# taz.de -- Skulptur empört CDU: Nackte Kanzlerin tanzt mit Schröder
       
       > Peter Lenk hat wieder zugeschlagen: Seine neue Plastik mit der Kanzlerin
       > empört den Generalsekretär der Landes-CDU. Doch die Touristen strömen zum
       > "Gruppensexrelief".
       
 (IMG) Bild: Die neue Touristenattraktion am Bodensee.
       
       "Porno-Kunst" sei das, empören sich die Kritiker. Doch seit der Bildhauer
       Peter Lenk vergangene Woche sein neues Triptychon am Rathaus enthüllt hat,
       pilgern täglich Hunderte von Neugierigen nach Bodman-Ludwigshafen. Der
       Bodensee hat eine neue Touristenattraktion.
       
       Bürgermeister Matthias Weckbach (parteilos) hat keine ruhige Minute mehr.

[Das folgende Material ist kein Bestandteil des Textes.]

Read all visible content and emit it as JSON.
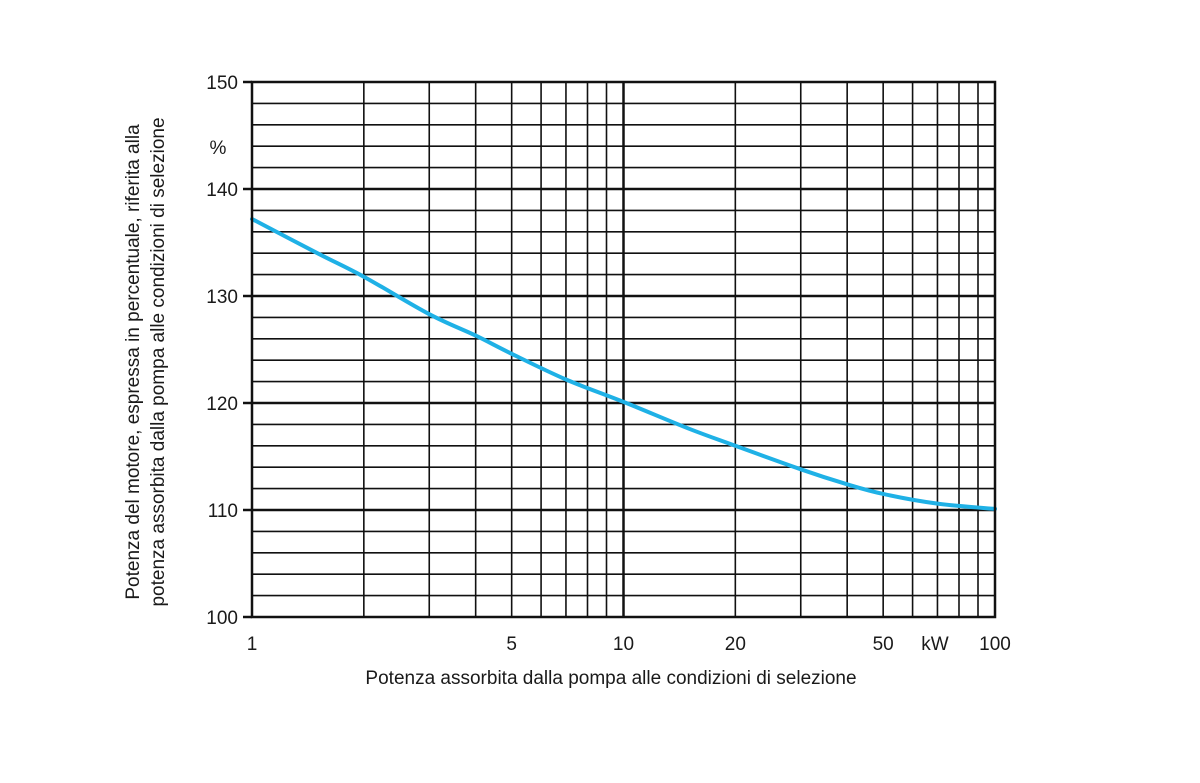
{
  "chart_data": {
    "type": "line",
    "title": "",
    "xlabel": "Potenza assorbita dalla pompa alle condizioni di selezione",
    "ylabel_line1": "Potenza del motore, espressa in percentuale, riferita alla",
    "ylabel_line2": "potenza assorbita dalla pompa alle condizioni di selezione",
    "x_scale": "log",
    "xlim": [
      1,
      100
    ],
    "ylim": [
      100,
      150
    ],
    "x_ticks": [
      {
        "value": 1,
        "label": "1"
      },
      {
        "value": 5,
        "label": "5"
      },
      {
        "value": 10,
        "label": "10"
      },
      {
        "value": 20,
        "label": "20"
      },
      {
        "value": 50,
        "label": "50"
      },
      {
        "value": 100,
        "label": "100"
      }
    ],
    "x_unit": "kW",
    "y_ticks": [
      {
        "value": 100,
        "label": "100"
      },
      {
        "value": 110,
        "label": "110"
      },
      {
        "value": 120,
        "label": "120"
      },
      {
        "value": 130,
        "label": "130"
      },
      {
        "value": 140,
        "label": "140"
      },
      {
        "value": 150,
        "label": "150"
      }
    ],
    "y_unit": "%",
    "grid": true,
    "series": [
      {
        "color": "#1fb1e6",
        "points": [
          [
            1,
            137.2
          ],
          [
            1.5,
            134.0
          ],
          [
            2,
            131.8
          ],
          [
            3,
            128.3
          ],
          [
            4,
            126.3
          ],
          [
            5,
            124.6
          ],
          [
            7,
            122.2
          ],
          [
            10,
            120.1
          ],
          [
            15,
            117.6
          ],
          [
            20,
            116.0
          ],
          [
            30,
            113.8
          ],
          [
            40,
            112.4
          ],
          [
            50,
            111.5
          ],
          [
            70,
            110.6
          ],
          [
            100,
            110.1
          ]
        ]
      }
    ]
  }
}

       Touristen wollen wissen, ob Deutschlands Politiker hier wirklich nackt
       Ringelpiez mit Anfassen tanzen. "Gruppensexrelief" soll Lenk sein Werk
       nennen. Zeitungen fragen, ob die Kunst von Steuergeldern bezahlt wurde.
       Fernsehsender wollen den Bürgermeister vor dem Wandbild filmen.
       
       Die CDU in Baden-Württemberg ist empört. "Eine Sauerei" seien die nackten
       Gestalten, so Thomas Strobl, Schäuble-Schwiegersohn und Generalsekretär der
       Landes-CDU. "Billige Effekthascherei", grantelt der kunstpolitische
       Sprecher Christoph Palmer. Nur der Sprecher der Landesregierung gibt kühl
       zu Protokoll, das Werk sei keine Stellungnahme wert. Dabei spielt
       Baden-Württembergs Ministerpräsident eine sichtbare Rolle in Lenks neuestem
       Aufreger.
       
       Wer sich für Peter Lenk interessiert, lebt gefährlich. Das musste nun auch
       Günther Oettinger erfahren. 2004 hatte er sich noch köstlich amüsiert, als
       Erwin Teufel dran war: Der damalige Landesvater als geklonter Soldat der
       Reaktion in Lenks Revolutionsdenkmal von Schopfheim - da hat Oettinger
       gleich eine Teufel-Handpuppe beim Künstler bestellt. Spaß muss schließlich
       sein.
       
       Nun ist Oettinger Ministerpräsident und selbst Zielscheibe des Spotts: als
       grinsender Beau mit markanter Hakennase, der dem NS-Marinerichter Hans
       Filbinger heimlich die Hand reicht. "Ich schätze die
       baden-württembergischen Ministerpräsidenten sehr", sagt Peter Lenk und
       schaut ganz unschuldig: "Sie eignen sich gut für Satire."
       
       Als Lenks Großherzog-Ludwig-Denkmal in Bodman-Ludwigshafen enthüllt wurde,
       hat sich der Künstler - wie immer bei offiziellen Anlässen - in der zweiten
       Reihe versteckt und es seiner Frau überlassen, bei den Honoratioren zu
       stehen. Der Zündler vom Bodensee beobachtet lieber und belauscht die ersten
       Reaktionen der Menschen auf seine bildhauerischen Provokationen. Und
       schließlich hat Bettina Lenk, wie auch Tochter Miriam, ein Jahr lang
       mitgearbeitet an diesem Triptychon, das nun das Zollhaus hinter dem
       Ludwigshafener Rathaus verziert. Peter Lenk bleibt gerne unerkannt. "Keine
       Fotos, bitte."
       
       Mancher Schabernack wäre sonst nicht möglich. Etwa auf dem Schiff zu
       stehen, während seine heiß umkämpfte Imperia, eine 18 Tonnen schwere,
       schwerbusige Kurtisane, im Konstanzer Hafen enthüllt wird. Dort kabbelte er
       sich mit älteren Damen, die mit ihrem Schirm die Sicht versperrten. "Darf
       ich auch mal schauen?" - "Sie müssen halt warten, junger Mann." - Na gut,
       ich weiß ja eh, was drunter ist."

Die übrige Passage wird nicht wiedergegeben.